Auch der dritte Zeuge des Tages stieß ins selbe Horn: Als Leiter der zuständigen Abteilung im Justizministerium nahm Staatsanwalt Robert Jirovsky eine Prüfung der Vorgangsweise der WKStA vor. Dass der ranghöchste Beamte des Innenministeriums persönlich in der WKStA erscheine, sei ihm auffällig erschienen. „Wenn der ranghöchste Beamte persönlich kommt, ist das etwas für mich absolut Unübliches.“ Er sei selbst Staatsanwalt gewesen und kenne solche Vorgänge. Er hätte sich gewünscht, die WKStA wäre „ein bisschen sensibler“ damit umgegangen.

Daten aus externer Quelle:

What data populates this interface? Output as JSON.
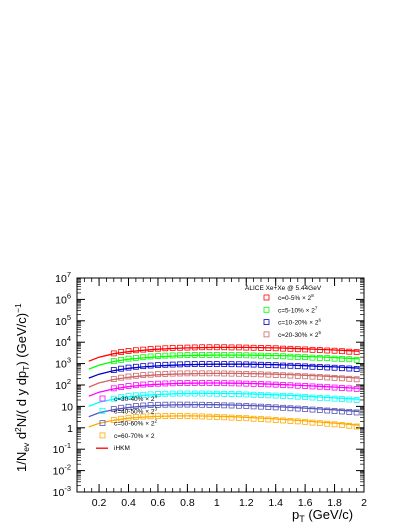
{
  "chart_data": {
    "type": "scatter",
    "title": "",
    "xlabel_main": "p",
    "xlabel_sub": "T",
    "xlabel_units": " (GeV/c)",
    "ylabel_parts": [
      "1/N",
      "ev",
      " d",
      "2",
      "N/( d y  dp",
      "T",
      ")  (GeV/c)",
      "−1"
    ],
    "xlim": [
      0.05,
      2.0
    ],
    "ylim_log10": [
      -3,
      7
    ],
    "y_scale": "log",
    "x_ticks": [
      0.2,
      0.4,
      0.6,
      0.8,
      1.0,
      1.2,
      1.4,
      1.6,
      1.8,
      2.0
    ],
    "x_tick_labels": [
      "0.2",
      "0.4",
      "0.6",
      "0.8",
      "1",
      "1.2",
      "1.4",
      "1.6",
      "1.8",
      "2"
    ],
    "y_tick_exponents": [
      -3,
      -2,
      -1,
      0,
      1,
      2,
      3,
      4,
      5,
      6,
      7
    ],
    "y_tick_labels": [
      {
        "base": "10",
        "exp": "-3"
      },
      {
        "base": "10",
        "exp": "-2"
      },
      {
        "base": "10",
        "exp": "-1"
      },
      {
        "base": "1",
        "exp": ""
      },
      {
        "base": "10",
        "exp": ""
      },
      {
        "base": "10",
        "exp": "2"
      },
      {
        "base": "10",
        "exp": "3"
      },
      {
        "base": "10",
        "exp": "4"
      },
      {
        "base": "10",
        "exp": "5"
      },
      {
        "base": "10",
        "exp": "6"
      },
      {
        "base": "10",
        "exp": "7"
      }
    ],
    "legend_top_header": "ALICE Xe+Xe @ 5.44GeV",
    "legend_position": "top-right and bottom-left",
    "model_name": "iHKM",
    "model_color": "#ff0000",
    "series": [
      {
        "name": "c=0-5% × 2",
        "sup": "8",
        "color": "#ff0000",
        "legend_group": "top",
        "x": [
          0.3,
          0.35,
          0.4,
          0.45,
          0.5,
          0.55,
          0.6,
          0.65,
          0.7,
          0.75,
          0.8,
          0.85,
          0.9,
          0.95,
          1.0,
          1.05,
          1.1,
          1.15,
          1.2,
          1.25,
          1.3,
          1.35,
          1.4,
          1.45,
          1.5,
          1.55,
          1.6,
          1.65,
          1.7,
          1.75,
          1.8,
          1.85,
          1.9,
          1.95
        ],
        "y": [
          3000,
          3500,
          3900,
          4200,
          4500,
          4800,
          5000,
          5200,
          5400,
          5500,
          5600,
          5700,
          5800,
          5800,
          5800,
          5800,
          5700,
          5700,
          5600,
          5500,
          5400,
          5300,
          5200,
          5000,
          4900,
          4700,
          4600,
          4400,
          4300,
          4100,
          4000,
          3800,
          3600,
          3500
        ],
        "model_x": [
          0.13,
          0.2,
          0.3,
          0.4,
          0.5,
          0.6,
          0.7,
          0.8,
          0.9,
          1.0,
          1.1,
          1.2,
          1.3,
          1.4,
          1.5,
          1.6,
          1.7,
          1.8,
          1.9,
          1.97
        ],
        "model_y": [
          1300,
          2000,
          2900,
          3600,
          4200,
          4700,
          5100,
          5400,
          5600,
          5700,
          5700,
          5700,
          5600,
          5400,
          5200,
          4900,
          4600,
          4300,
          4000,
          3800
        ]
      },
      {
        "name": "c=5-10% × 2",
        "sup": "7",
        "color": "#00ff00",
        "legend_group": "top",
        "x": [
          0.3,
          0.35,
          0.4,
          0.45,
          0.5,
          0.55,
          0.6,
          0.65,
          0.7,
          0.75,
          0.8,
          0.85,
          0.9,
          0.95,
          1.0,
          1.05,
          1.1,
          1.15,
          1.2,
          1.25,
          1.3,
          1.35,
          1.4,
          1.45,
          1.5,
          1.55,
          1.6,
          1.65,
          1.7,
          1.75,
          1.8,
          1.85,
          1.9,
          1.95
        ],
        "y": [
          1300,
          1500,
          1700,
          1850,
          2000,
          2150,
          2250,
          2350,
          2400,
          2450,
          2500,
          2550,
          2550,
          2550,
          2550,
          2550,
          2500,
          2500,
          2450,
          2400,
          2350,
          2300,
          2250,
          2200,
          2100,
          2050,
          2000,
          1900,
          1850,
          1800,
          1700,
          1650,
          1600,
          1500
        ],
        "model_x": [
          0.13,
          0.2,
          0.3,
          0.4,
          0.5,
          0.6,
          0.7,
          0.8,
          0.9,
          1.0,
          1.1,
          1.2,
          1.3,
          1.4,
          1.5,
          1.6,
          1.7,
          1.8,
          1.9,
          1.97
        ],
        "model_y": [
          550,
          850,
          1250,
          1600,
          1850,
          2050,
          2250,
          2400,
          2450,
          2500,
          2500,
          2500,
          2450,
          2400,
          2300,
          2150,
          2050,
          1900,
          1750,
          1650
        ]
      },
      {
        "name": "c=10-20% × 2",
        "sup": "6",
        "color": "#0000cc",
        "legend_group": "top",
        "x": [
          0.3,
          0.35,
          0.4,
          0.45,
          0.5,
          0.55,
          0.6,
          0.65,
          0.7,
          0.75,
          0.8,
          0.85,
          0.9,
          0.95,
          1.0,
          1.05,
          1.1,
          1.15,
          1.2,
          1.25,
          1.3,
          1.35,
          1.4,
          1.45,
          1.5,
          1.55,
          1.6,
          1.65,
          1.7,
          1.75,
          1.8,
          1.85,
          1.9,
          1.95
        ],
        "y": [
          500,
          580,
          650,
          710,
          760,
          810,
          850,
          880,
          900,
          920,
          940,
          950,
          950,
          950,
          950,
          950,
          940,
          930,
          920,
          900,
          880,
          860,
          840,
          810,
          790,
          760,
          740,
          710,
          690,
          660,
          640,
          610,
          590,
          560
        ],
        "model_x": [
          0.13,
          0.2,
          0.3,
          0.4,
          0.5,
          0.6,
          0.7,
          0.8,
          0.9,
          1.0,
          1.1,
          1.2,
          1.3,
          1.4,
          1.5,
          1.6,
          1.7,
          1.8,
          1.9,
          1.97
        ],
        "model_y": [
          210,
          320,
          470,
          600,
          700,
          780,
          840,
          890,
          920,
          940,
          940,
          940,
          920,
          890,
          850,
          800,
          750,
          700,
          650,
          610
        ]
      },
      {
        "name": "c=20-30% × 2",
        "sup": "5",
        "color": "#cc6666",
        "legend_group": "top",
        "x": [
          0.3,
          0.35,
          0.4,
          0.45,
          0.5,
          0.55,
          0.6,
          0.65,
          0.7,
          0.75,
          0.8,
          0.85,
          0.9,
          0.95,
          1.0,
          1.05,
          1.1,
          1.15,
          1.2,
          1.25,
          1.3,
          1.35,
          1.4,
          1.45,
          1.5,
          1.55,
          1.6,
          1.65,
          1.7,
          1.75,
          1.8,
          1.85,
          1.9,
          1.95
        ],
        "y": [
          190,
          220,
          250,
          270,
          290,
          305,
          320,
          330,
          340,
          345,
          350,
          350,
          350,
          350,
          350,
          345,
          340,
          335,
          330,
          320,
          315,
          305,
          295,
          285,
          275,
          265,
          255,
          245,
          235,
          225,
          215,
          205,
          195,
          185
        ],
        "model_x": [
          0.13,
          0.2,
          0.3,
          0.4,
          0.5,
          0.6,
          0.7,
          0.8,
          0.9,
          1.0,
          1.1,
          1.2,
          1.3,
          1.4,
          1.5,
          1.6,
          1.7,
          1.8,
          1.9,
          1.97
        ],
        "model_y": [
          80,
          125,
          180,
          230,
          270,
          300,
          320,
          335,
          345,
          350,
          350,
          345,
          335,
          320,
          305,
          285,
          265,
          245,
          225,
          210
        ]
      },
      {
        "name": "c=30-40% × 2",
        "sup": "4",
        "color": "#ff00ff",
        "legend_group": "bottom",
        "x": [
          0.3,
          0.35,
          0.4,
          0.45,
          0.5,
          0.55,
          0.6,
          0.65,
          0.7,
          0.75,
          0.8,
          0.85,
          0.9,
          0.95,
          1.0,
          1.05,
          1.1,
          1.15,
          1.2,
          1.25,
          1.3,
          1.35,
          1.4,
          1.45,
          1.5,
          1.55,
          1.6,
          1.65,
          1.7,
          1.75,
          1.8,
          1.85,
          1.9,
          1.95
        ],
        "y": [
          70,
          80,
          90,
          98,
          105,
          110,
          115,
          118,
          120,
          122,
          123,
          124,
          124,
          124,
          123,
          122,
          120,
          118,
          116,
          113,
          110,
          107,
          104,
          100,
          97,
          93,
          90,
          86,
          83,
          79,
          76,
          72,
          69,
          66
        ],
        "model_x": [
          0.13,
          0.2,
          0.3,
          0.4,
          0.5,
          0.6,
          0.7,
          0.8,
          0.9,
          1.0,
          1.1,
          1.2,
          1.3,
          1.4,
          1.5,
          1.6,
          1.7,
          1.8,
          1.9,
          1.97
        ],
        "model_y": [
          30,
          46,
          66,
          84,
          98,
          108,
          116,
          121,
          123,
          124,
          122,
          119,
          114,
          108,
          101,
          94,
          87,
          80,
          73,
          69
        ]
      },
      {
        "name": "c=40-50% × 2",
        "sup": "3",
        "color": "#00ffff",
        "legend_group": "bottom",
        "x": [
          0.3,
          0.35,
          0.4,
          0.45,
          0.5,
          0.55,
          0.6,
          0.65,
          0.7,
          0.75,
          0.8,
          0.85,
          0.9,
          0.95,
          1.0,
          1.05,
          1.1,
          1.15,
          1.2,
          1.25,
          1.3,
          1.35,
          1.4,
          1.45,
          1.5,
          1.55,
          1.6,
          1.65,
          1.7,
          1.75,
          1.8,
          1.85,
          1.9,
          1.95
        ],
        "y": [
          23,
          27,
          30,
          33,
          35,
          36.5,
          38,
          39,
          39.5,
          40,
          40,
          40,
          40,
          39.5,
          39,
          38.5,
          38,
          37,
          36,
          35,
          34,
          33,
          32,
          31,
          30,
          28.5,
          27.5,
          26,
          25,
          24,
          23,
          22,
          21,
          20
        ],
        "model_x": [
          0.13,
          0.2,
          0.3,
          0.4,
          0.5,
          0.6,
          0.7,
          0.8,
          0.9,
          1.0,
          1.1,
          1.2,
          1.3,
          1.4,
          1.5,
          1.6,
          1.7,
          1.8,
          1.9,
          1.97
        ],
        "model_y": [
          10,
          15.5,
          22,
          28,
          32.5,
          36,
          38.5,
          40,
          40.5,
          40.5,
          40,
          38.5,
          37,
          35,
          32.5,
          30,
          27.5,
          25,
          23,
          21.5
        ]
      },
      {
        "name": "c=50-60% × 2",
        "sup": "2",
        "color": "#5555bb",
        "legend_group": "bottom",
        "x": [
          0.3,
          0.35,
          0.4,
          0.45,
          0.5,
          0.55,
          0.6,
          0.65,
          0.7,
          0.75,
          0.8,
          0.85,
          0.9,
          0.95,
          1.0,
          1.05,
          1.1,
          1.15,
          1.2,
          1.25,
          1.3,
          1.35,
          1.4,
          1.45,
          1.5,
          1.55,
          1.6,
          1.65,
          1.7,
          1.75,
          1.8,
          1.85,
          1.9,
          1.95
        ],
        "y": [
          7.5,
          8.6,
          9.6,
          10.4,
          11,
          11.5,
          11.8,
          12,
          12.1,
          12.1,
          12.1,
          12,
          11.9,
          11.7,
          11.5,
          11.2,
          11,
          10.7,
          10.4,
          10,
          9.7,
          9.3,
          9,
          8.6,
          8.2,
          7.9,
          7.5,
          7.1,
          6.8,
          6.4,
          6.1,
          5.8,
          5.5,
          5.2
        ],
        "model_x": [
          0.13,
          0.2,
          0.3,
          0.4,
          0.5,
          0.6,
          0.7,
          0.8,
          0.9,
          1.0,
          1.1,
          1.2,
          1.3,
          1.4,
          1.5,
          1.6,
          1.7,
          1.8,
          1.9,
          1.97
        ],
        "model_y": [
          3.3,
          5,
          7.1,
          8.9,
          10.2,
          11.1,
          11.7,
          12,
          12.1,
          12,
          11.6,
          11.1,
          10.5,
          9.8,
          9.1,
          8.3,
          7.6,
          6.9,
          6.2,
          5.8
        ]
      },
      {
        "name": "c=60-70% × 2",
        "sup": "",
        "color": "#ffaa00",
        "legend_group": "bottom",
        "x": [
          0.3,
          0.35,
          0.4,
          0.45,
          0.5,
          0.55,
          0.6,
          0.65,
          0.7,
          0.75,
          0.8,
          0.85,
          0.9,
          0.95,
          1.0,
          1.05,
          1.1,
          1.15,
          1.2,
          1.25,
          1.3,
          1.35,
          1.4,
          1.45,
          1.5,
          1.55,
          1.6,
          1.65,
          1.7,
          1.75,
          1.8,
          1.85,
          1.9,
          1.95
        ],
        "y": [
          2.3,
          2.65,
          2.95,
          3.2,
          3.35,
          3.45,
          3.5,
          3.55,
          3.55,
          3.55,
          3.5,
          3.45,
          3.4,
          3.3,
          3.2,
          3.1,
          3,
          2.9,
          2.8,
          2.65,
          2.55,
          2.45,
          2.3,
          2.2,
          2.1,
          2,
          1.9,
          1.75,
          1.65,
          1.55,
          1.45,
          1.35,
          1.25,
          1.15
        ],
        "model_x": [
          0.13,
          0.2,
          0.3,
          0.4,
          0.5,
          0.6,
          0.7,
          0.8,
          0.9,
          1.0,
          1.1,
          1.2,
          1.3,
          1.4,
          1.5,
          1.6,
          1.7,
          1.8,
          1.9,
          1.97
        ],
        "model_y": [
          1.1,
          1.6,
          2.25,
          2.8,
          3.15,
          3.4,
          3.55,
          3.6,
          3.55,
          3.45,
          3.3,
          3.1,
          2.85,
          2.6,
          2.35,
          2.1,
          1.85,
          1.65,
          1.45,
          1.3
        ]
      }
    ]
  }
}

Auch die umstrittene Razzia war vielfach Thema: Erneut äußerte Pilnacek Kritik am mangelnden Informationsfluss. So konnte er auch vor dem Ausschuss nicht verstehen, dass es die Staatsanwaltschaft nicht für wert befunden hatte, ihn im Vorhinein über die umstrittene Razzia beim BVT zu informieren. Er habe davon erst mit dem Bericht der WKStA am Tag danach erfahren.

„Einholung von Rat kann nicht schaden“

Zwar räumte er ein, dass die Staatsanwaltschaft nicht zur Berichterstattung vor einzelnen Ermittlungsschritten verpflichtet sei. Doch: „Einholung von Rat kann nicht schaden“, bemerkte Pilnacek. Es zähle „zur Philosophie dieser Staatsanwaltschaft, das Ministerium nicht zu informieren“, so Pilnacek. Mittlerweile gebe es eine Weisung an die WKStA, bei Zwangsmaßnahmen künftig Bericht zu erstatten.

BVT-Ausschuss: Fragen an die Justiz

Wer hat die Razzia im BVT geplant – war es die Staatsanwaltschaft oder das Innenministerium in Person von Generalsekretär Peter Goldgruber? Auf diese Frage mussten drei Vertreter der Justiz antworten.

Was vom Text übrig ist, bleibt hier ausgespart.